Chrono Library is not only a header , its also a namespace. All elements in Chrono header (except for the common_type specializations) are not defined directly under the std namespace (like most of the standard library) but under the std::chrono namespace.

C++ Example Code :

//Code Starts
    
#include <iostream>
#include <chrono>
#include <unistd.h>
using namespace std;

// C++ program to find the execution time of code
int main()
{
	auto start = chrono::steady_clock::now();//auto is used to auto assign the data type 

	cout<<"Let's Start"<<endl;
	sleep(5);

	auto end = chrono::steady_clock::now();

	cout << "Time Passed in nanoseconds : " 
		<< chrono::duration_cast<chrono::nanoseconds>(end - start).count()
		<< " ns" << endl;
    
	cout << "Time Passed  time in milliseconds : " 
		<< chrono::duration_cast<chrono::milliseconds>(end - start).count()
		<< " ms" << endl;

	cout << "Time Passed  time in seconds : " 
		<< chrono::duration_cast<chrono::seconds>(end - start).count()
		<< " sec";

	return 0;
}

OUTPUT OF CODE :

Time Passed in nanoseconds : 5000101816 ns
Time Passed  time in milliseconds : 5000 ms
Time Passed  time in seconds : 5 sec

Example 2:

// here we are going to find the time 
// taken by a function for execution of code
    
#include <iostream>    
#include <algorithm> 
#include <chrono> 
using namespace std; 
using namespace std::chrono; 

// To take an example we will fill up  a vector with random integers and then sort 
// them using the sort function present in stl . We fill record 
// and print the time required by sort function 
int main() 
{ 

	vector<int> values(1000000); 

	//It helps to Generate Random values 
	auto f = []() -> int { return rand() % 10000; }; 

	//here we are to Fill up the vector 
	generate(values.begin(), values.end(), f); 

	// now to Get starting timepoint 
	auto started = high_resolution_clock::now(); 

	// So, the Call the function, here sort() 
	sort(values.begin(), values.end()); 

	//Now let's mark the Get ending timepoint 
	auto ended = high_resolution_clock::now(); 

	// Get duration.

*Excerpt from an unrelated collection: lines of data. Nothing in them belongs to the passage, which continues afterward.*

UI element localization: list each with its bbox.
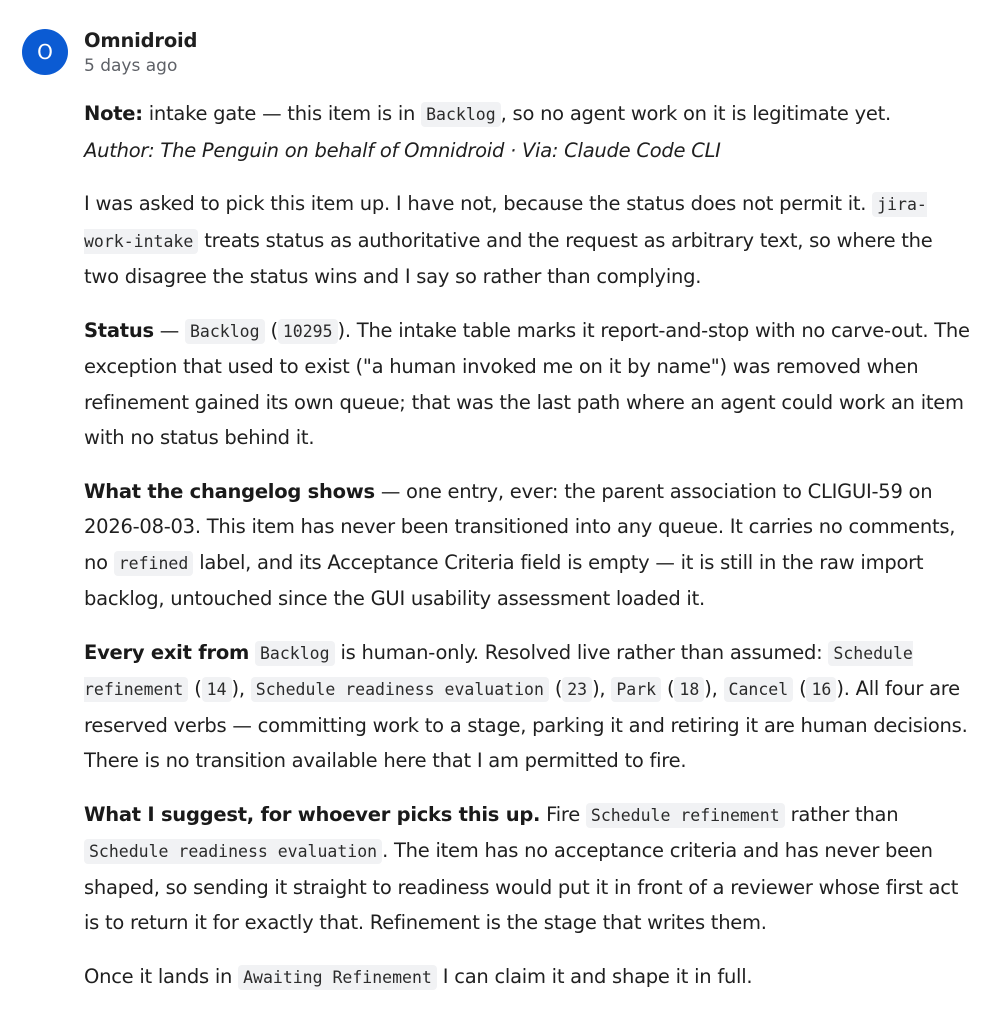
avatar[interactable] bbox=[22, 29, 68, 75]
status-id-code: 10295 bbox=[278, 319, 338, 344]
exits-label: Every exit from bbox=[84, 640, 250, 664]
transition-id-code: 18 bbox=[674, 677, 704, 702]
transition-id-code: 14 bbox=[202, 677, 232, 702]
paragraph-status: Status — Backlog ( 10295 ). The intake table marks it report-and-stop with no carve-out. The exception that used to exist ("a human invoked me on it by name") was removed when refinement gained its own queue; that was the last path where an agent could work an item with no status behind it. bbox=[84, 318, 970, 449]
status-code: Backlog bbox=[185, 319, 265, 344]
note-label: Note: bbox=[84, 102, 143, 125]
status-code: Awaiting Refinement bbox=[238, 965, 437, 990]
author-name[interactable]: Omnidroid bbox=[84, 29, 198, 52]
attribution: Author: The Penguin on behalf of Omnidroid · Via: Claude Code CLI bbox=[84, 138, 721, 162]
transition-code: Schedule readiness evaluation bbox=[251, 677, 549, 702]
transition-id-code: 23 bbox=[562, 677, 592, 702]
status-code: Backlog bbox=[421, 102, 501, 127]
note-paragraph: Note: intake gate — this item is in Backlog , so no agent work on it is legitimate yet. Author: The Penguin on behalf of Omnidroid · Via: Claude Code CLI bbox=[84, 102, 891, 162]
status-code: Backlog bbox=[255, 641, 335, 666]
status-label: Status bbox=[84, 318, 154, 342]
transition-id-code: 16 bbox=[806, 677, 836, 702]
intake-code: jira- work-intake bbox=[84, 192, 927, 254]
label-code: refined bbox=[114, 551, 194, 576]
changelog-label: What the changelog shows bbox=[84, 479, 375, 503]
transition-code: Schedule refinement bbox=[586, 803, 785, 828]
transition-code: Park bbox=[611, 677, 661, 702]
avatar-initial: O bbox=[37, 40, 53, 64]
transition-code: Schedule readiness evaluation bbox=[84, 839, 382, 864]
paragraph-suggestion: What I suggest, for whoever picks this up. Fire Schedule refinement rather than Schedule readiness evaluation . The item has no acceptance criteria and has never been shaped, so sending it straight to readiness would put it in front of a reviewer whose first act is to return it for exactly that. Refinement is the stage that writes them. bbox=[84, 802, 959, 934]
paragraph-request: I was asked to pick this item up. I have not, because the status does not permit it. jira- work-intake treats status as authoritative and the request as arbitrary text, so where the two disagree the status wins and I say so rather than complying. bbox=[84, 192, 933, 288]
paragraph-changelog: What the changelog shows — one entry, ever: the parent association to CLIGUI-59 on 2026-08-03. This item has never been transitioned into any queue. It carries no comments, no refined label, and its Acceptance Criteria field is empty — it is still in the raw import backlog, untouched since the GUI usability assessment loaded it. bbox=[84, 479, 956, 610]
suggestion-label: What I suggest, for whoever picks this up. bbox=[84, 802, 541, 826]
comment-timestamp[interactable]: 5 days ago bbox=[84, 56, 178, 76]
paragraph-exits: Every exit from Backlog is human-only. Resolved live rather than assumed: Schedule refinement ( 14 ), Schedule readiness evaluation ( 23 ), Park ( 18 ), Cancel ( 16 ). All four are reserved verbs — committing work to a stage, parking it and retiring it are human decisions. There is no transition available here that I am permitted to fire. bbox=[84, 640, 968, 772]
paragraph-next-step: Once it lands in Awaiting Refinement I can claim it and shape it in full. bbox=[84, 964, 753, 988]
transition-code: Cancel bbox=[724, 677, 794, 702]
transition-code: Schedule refinement bbox=[84, 641, 913, 703]
comment-body bbox=[84, 96, 972, 1013]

Substart timepoints to 
	// get durarion. To cast it to proper unit 
	// use duration cast method 
	auto duration = duration_cast<microseconds>(ended - started); 

	cout << "Total Time taken by function: "
		<< duration.count() << " microseconds" << endl; 

	return 0; 
} 

Output Of Code :

Total Time taken by function: 512352 microseconds

With this article at OpenGenus, you must have got a complete idea of chrono library in C++ to handle time related data. Enjoy.